Try fluid.normalize and fluid.standardize on your data. There is an example in LPT and also in the simple learning examples to see their interface. Let us know how you understand them or not.

no, but you might get too much detail to make generalisation. imagine having too much precision on pitch, it won’t help you find trends…

play with it, make music, and that will give you a feel of what works well with each. Then you might have clearer edge cases that help you train and test the mechanism you implement for your specific task.

Maybe @weefuzzy will have more information here, but shooting in the dark is what it’s all about - otherwise you can use tools where someone else have done that experimental training for you, curating the experiments and the results. Either you try to get a feel, or you look at numbers, and you have both possibilities now - you can even look at it with the same paradigm we have in the learning example (json or graphics)

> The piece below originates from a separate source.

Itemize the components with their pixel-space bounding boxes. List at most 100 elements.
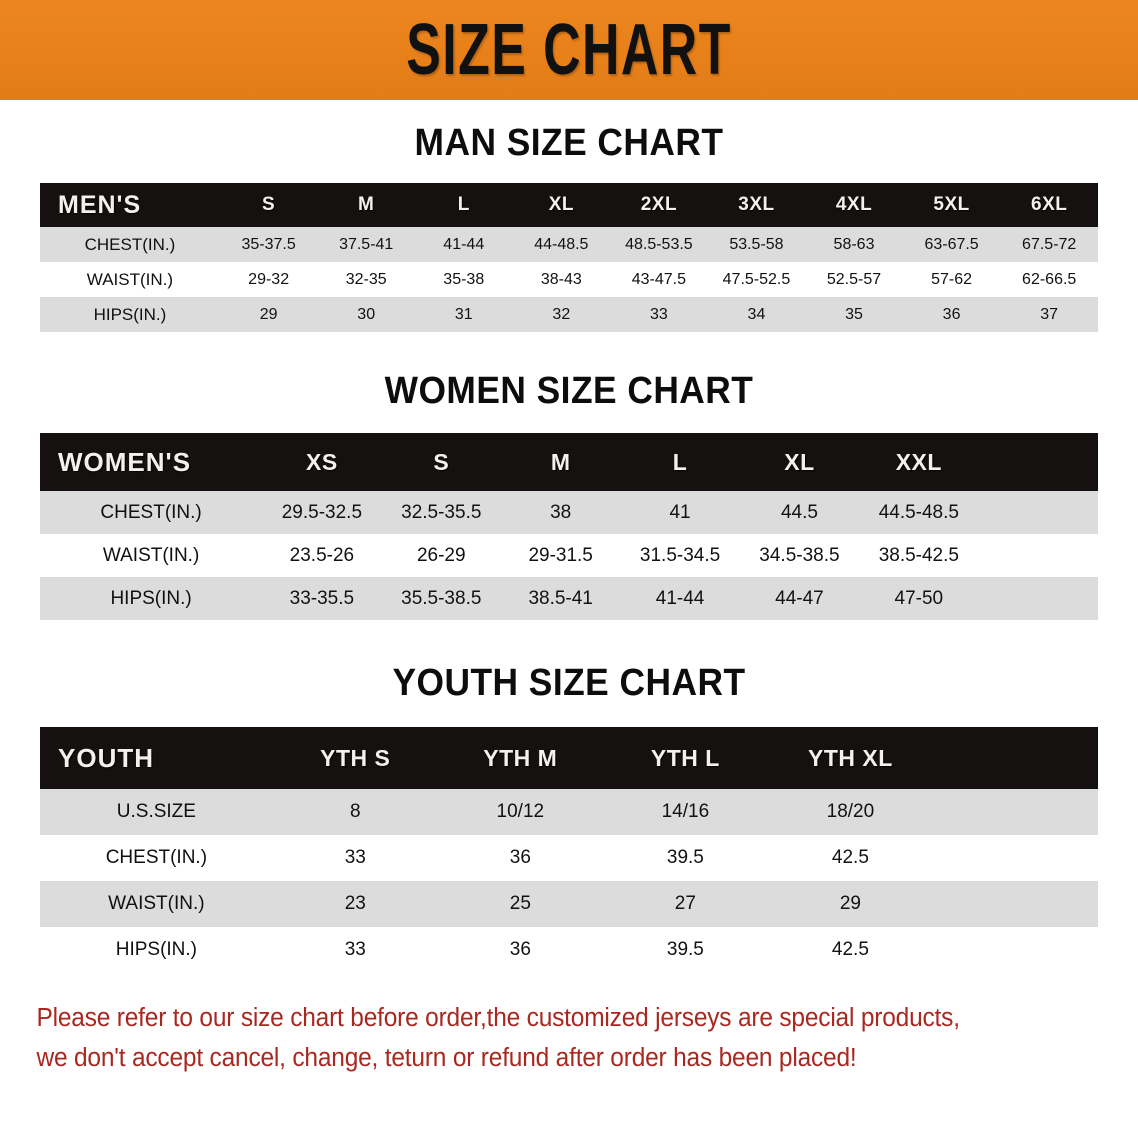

Your next step is to try data sanitisation and normalisation/standardisation and the interaction with the choice of descriptors. There is very little more than learning how they interact since they all fail in various ways.

tremblap · May 2, 2020, 2:56pm

you could also use the MFCC clustering app we talked about on another thread and see how it classifies your entries chopped at the length you will feed…

rodrigo.constanzo · May 2, 2020, 3:28pm

Would that be useful here? At the moment, anyways, I’m feeding in the same kind of data for training that I am matching, so presumably they would be scaled “the same”? Or do you mean getting things like MFCCs to behave more reasonably?

Shooting in the dark means different things to you and me though. You (and the rest of the team) know what’s going on with the algorithms, their implementations, intended use cases, etc… Whereas I’m clueless to (most(/all) of) that.

Do you remember who posted it? Or how long ago? There was that language one this week, but I don’t think that’s the one.

Having some kind of visualization of clustering would definitely be useful though, as with that I could more easily figure out if something is working better or not.

rodrigo.constanzo · May 2, 2020, 6:03pm

I went back and tested permutations of this (as in, having melbands be the main descriptors but with more stats) and I want to say I got some great results at 256/128 with one of the permutations, but in going back to try to figure out which one, I wasn’t able to reproduce it. Perhaps I had a nice sweet spot of amount of training data or something, but as it stands I’m still getting the best results from MFCCs with 512/256 (and more stats).

tremblap · May 3, 2020, 9:39am

This is a vector of truth. My understanding is building candidly on this website and with the PA learning experiments folder. The other two actually know what they are doing. The dialogue between my ignorance (and also those of you who share questions like you) and their knowledge is the point of this project: trying to find a point where we can discuss and share knowledge and exploration and vision without one person doing all the tasks (coding, exploring, poking, implementing, bending) so we all win in this dialogue. Does it make sense? So the extent of my knowledge is shared here 100%, and it isn’t much, but it keeps our questions focused on what we want. So the playing/poking part is quite important, because it allows you to build a different bias in your knowledge and quest. Otherwise I can send you SciKit Learn tutorials (which I have not done myself for the reason I give you) and you can come at it from a data scientist perspective… an in-between could be Rebecca Fiebrink’s class on Kadenze, which I’ve a part of, but again she offers ways to poke at data.

Now if you want to see your data, you have a problem that we all have: visualising 96D in 2D. see below for some examples on how imperfect that is. Another approach is the clustering you get in our objects for now: it will tell you how many items per cluster and you can try to see which descriptor gives you 2 strong classes.

This thread is about the app I was talking about. This and this threads are about other visualisation possibilities.

Again, as we discussed, if you try more segregated values (further in the space, very different) as your training data, or another approach is to train the ambiguous space. I’ve never tried either but you can now.